The draft text aims to reflect the consensus among nearly 200 countries gathered at the conference in Dubai. Many governments have been adamant about using strong language to indicate a future end to reliance on fossil fuels. However, this stance has faced opposition from members of the oil producer group OPEC and its allies.

Norway's Minister for Climate and the Environment, Espen Barth Eide, expressed optimism, saying, "It is the first time that the world unites around such a clear text on the need to transition away from fossil fuels. It has been the elephant in the room. At last we address it head on."

The country representatives have been called for a final meeting on Wednesday morning, where they may approve the deal, bringing an end to two weeks of challenging negotiations that have extended beyond the original timeline.

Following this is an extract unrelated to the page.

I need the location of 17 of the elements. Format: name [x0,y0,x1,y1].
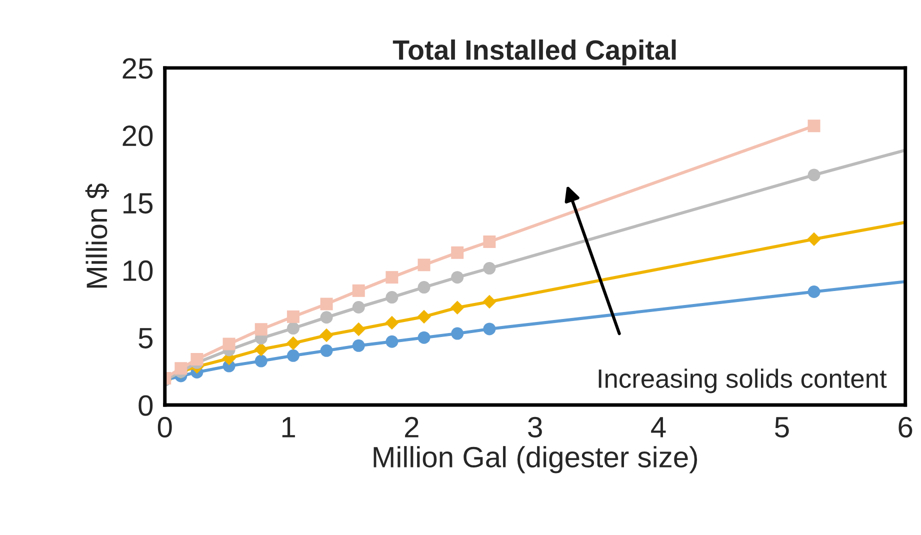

Agreements made at U.N. climate summits require consensus among participating nations, after which individual countries are responsible for implementing these agreements through national policies and investments.

If adopted, the proposed deal will specifically advocate for a "transition away from fossil fuels in energy systems, in a just, orderly and equitable manner… so as to achieve net zero by 2050 in keeping with the science." Additionally, the deal calls for a tripling of global renewable energy capacity by 2030, expedited efforts to reduce reliance on coal, and the acceleration of technologies like carbon capture and storage to address industries that are difficult to decarbonize.

This would be the first time in thirty years of COP climate summits that nations have come to an agreement to move away from oil, gas, and coal, which currently account for 80% of global energy consumption. Scientists argue that fossil fuels are the primary source of greenhouse gas emissions that drive climate change.

Rachel Cleetus, policy director at the Union of Concerned Scientists, praised the proposal for sending a strong signal that world leaders recognize the necessity of transitioning away from fossil fuels. However, she emphasized that the financial and equity provisions of the deal are insufficient and need improvement to ensure low- and middle-income countries can shift to clean energy and close the energy poverty gap.